NPHP always affects both kidneys. In normal-sized or slightly smaller-sized kidneys, macroscopic examinations show a fine, superficial granulation. In the region of the corticomedullary junction, 5 to 50 cysts may develop, which may reach a diameter ranging from 5 to 15 mm. In the early stage of NPHP, light microscopy shows characteristic changes such as significant tubular basement membrane thickening as well as a lymphohistiocytic, peritubular infiltration which later lead to a diffuse sclerosing tubulointerstitial nephropathy. Electron microscopy shows thickening, fragmentation and folding with deposition of fibroblasts.

NPHP belongs to the group of ciliopathies. Cilia are specific cell protuberances with various tasks. They serve, for example, as mechano, osmotic and chemo sensors.

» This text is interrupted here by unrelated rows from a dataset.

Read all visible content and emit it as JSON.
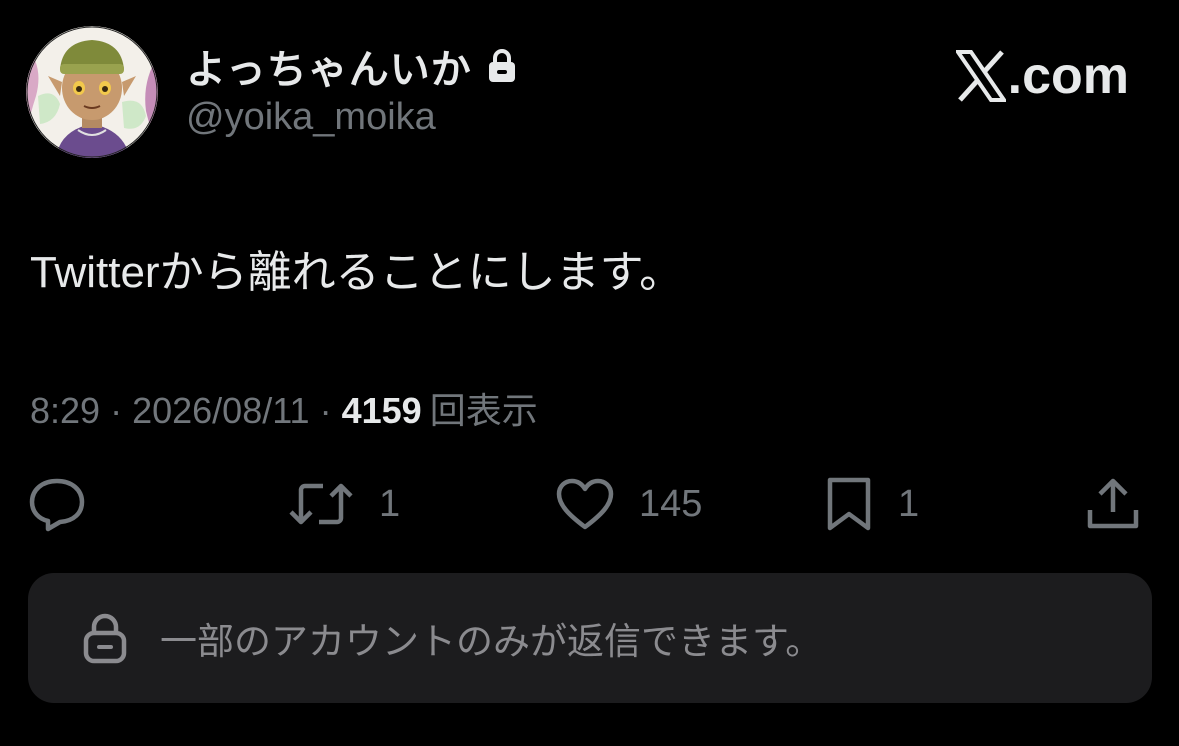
{
  "author": {
    "display_name": "よっちゃんいか",
    "handle": "@yoika_moika",
    "protected": true,
    "avatar": "avatar-illustration"
  },
  "brand": {
    "logo_icon": "x-logo-icon",
    "suffix": ".com"
  },
  "tweet": {
    "text": "Twitterから離れることにします。",
    "time": "8:29",
    "separator": "·",
    "date": "2026/08/11",
    "views_count": "4159",
    "views_label": "回表示"
  },
  "actions": {
    "reply": {
      "icon": "reply-icon",
      "count": ""
    },
    "retweet": {
      "icon": "retweet-icon",
      "count": "1"
    },
    "like": {
      "icon": "heart-icon",
      "count": "145"
    },
    "bookmark": {
      "icon": "bookmark-icon",
      "count": "1"
    },
    "share": {
      "icon": "share-icon"
    }
  },
  "reply_restriction": {
    "icon": "lock-icon",
    "text": "一部のアカウントのみが返信できます。"
  },
  "colors": {
    "background": "#000000",
    "text_primary": "#e7e9ea",
    "text_secondary": "#71767b",
    "notice_background": "#1c1c1e"
  }
}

Moreover, they play a major role in numerous signaling pathways and are crucial for appropriate organ development, maintaining tissue homeostasis and fundamental developmental processes.

NPHP shows significant gene locus heterogeneity. So far, mutations in 15 genes have been associated with NPHP. The gene products are termed nephrocystins: NPHP1 to NPHP13, AHI1, and CC2D2A. In approx. 85% of all patients suffering from NPHP, a homozygous deletion of the NPHP1 gene can be detected.